Highly influenced by Johann Arndt, Lewis Bayly, Jean de Labadie, and Theophil Großgebauer, Spener's own writings display an emphasis on personal transformation through spiritual rebirth and renewal. It is this focus on individual devotion and piety that places him within the realm of Pietism. Spener wanted to strengthen and renew the church through the development of more knowledgeable and devoted members.
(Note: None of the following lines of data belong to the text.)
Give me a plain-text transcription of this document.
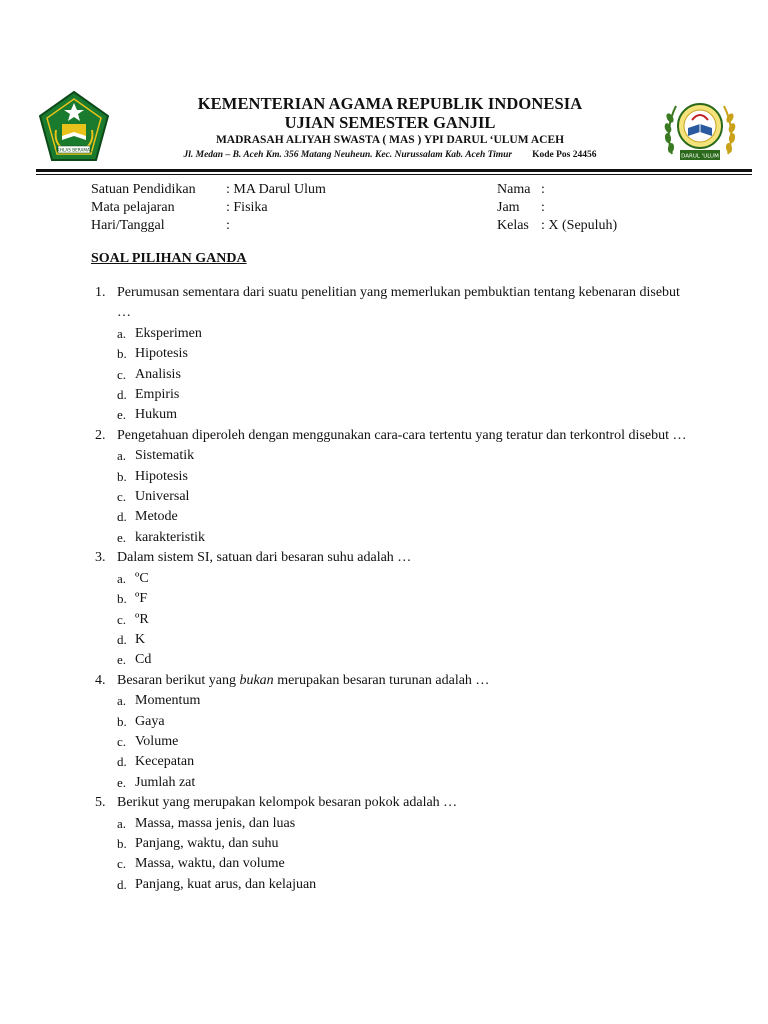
IKHLAS BERAMAL
DARUL 'ULUM
KEMENTERIAN AGAMA REPUBLIK INDONESIA
UJIAN SEMESTER GANJIL
MADRASAH ALIYAH SWASTA ( MAS ) YPI DARUL ‘ULUM ACEH
Jl. Medan – B. Aceh Km. 356 Matang Neuheun. Kec. Nurussalam Kab. Aceh Timur Kode Pos 24456
Satuan Pendidikan
Mata pelajaran
Hari/Tanggal
: MA Darul Ulum
: Fisika
:
Nama
Jam
Kelas
:
:
: X (Sepuluh)
SOAL PILIHAN GANDA
1. Perumusan sementara dari suatu penelitian yang memerlukan pembuktian tentang kebenaran disebut …
a. Eksperimen
b. Hipotesis
c. Analisis
d. Empiris
e. Hukum
2. Pengetahuan diperoleh dengan menggunakan cara-cara tertentu yang teratur dan terkontrol disebut …
a. Sistematik
b. Hipotesis
c. Universal
d. Metode
e. karakteristik
3. Dalam sistem SI, satuan dari besaran suhu adalah …
a. ºC
b. ºF
c. ºR
d. K
e. Cd
4. Besaran berikut yang bukan merupakan besaran turunan adalah …
a. Momentum
b. Gaya
c. Volume
d. Kecepatan
e. Jumlah zat
5. Berikut yang merupakan kelompok besaran pokok adalah …
a. Massa, massa jenis, dan luas
b. Panjang, waktu, dan suhu
c. Massa, waktu, dan volume
d. Panjang, kuat arus, dan kelajuan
In his Pia Desideria, he gave six proposals of how to enact this reform: (1) to more thoroughly acquaint believers with Scripture by means of private readings and study groups, in addition to preaching; (2) to increase the involvement of laity in all functions of the church; (3) to emphasize that believers put into practice their faith and knowledge of God; (4) to approach religious discussions with humility and love, avoiding controversy whenever possible; (5) to ensure that pastors are both well-educated and pious; and (6) to focus preaching on developing faith in ordinary believers. As these proposals indicate, Spener saw positive change for the church as being primarily dependent upon the pious involvement of individual believers.

Though Spener has been called the "father of Pietism," Albrecht Ritschl (Geschichte des Pietismus, ii. 163) maintains that "he was himself not a Pietist," as he did not advocate the quietistic, legalistic and semi-separatist practices of Pietism, though they were more or less involved in the positions he assumed or the practices which he encouraged or connived at. The only two points on which he departed from the orthodox Lutheran faith of his day were the requirement of regeneration as the sine qua non of the true theologian, and the expectation of the conversion of the Jews and the fall of the Papacy as the prelude of the triumph of the Church.

He did not, like the later Pietists, insist upon the necessity of a conscious crisis of conversion, nor did he encourage a complete breach between the Christian and the secular life. Spener was sometimes believed to be one of the godfathers of Count von Zinzendorf, the leader of the Moravian Brethren's Community at Herrnhut in Saxony. Although Zinzendorf met Spener as a child at his grandmother's home in Hennersdorf, Spener was not his godfather.

Spener was a prolific writer. The list of his published works comprises 7 vols. folio, 63 quarto, 7 octavo, 46 duodecimo. An edition of his chief writings was published by P. Grunberg in 1889. TVG Brunnen Verlag in Gießen, Germany began a new edition of Spener's works in 1996.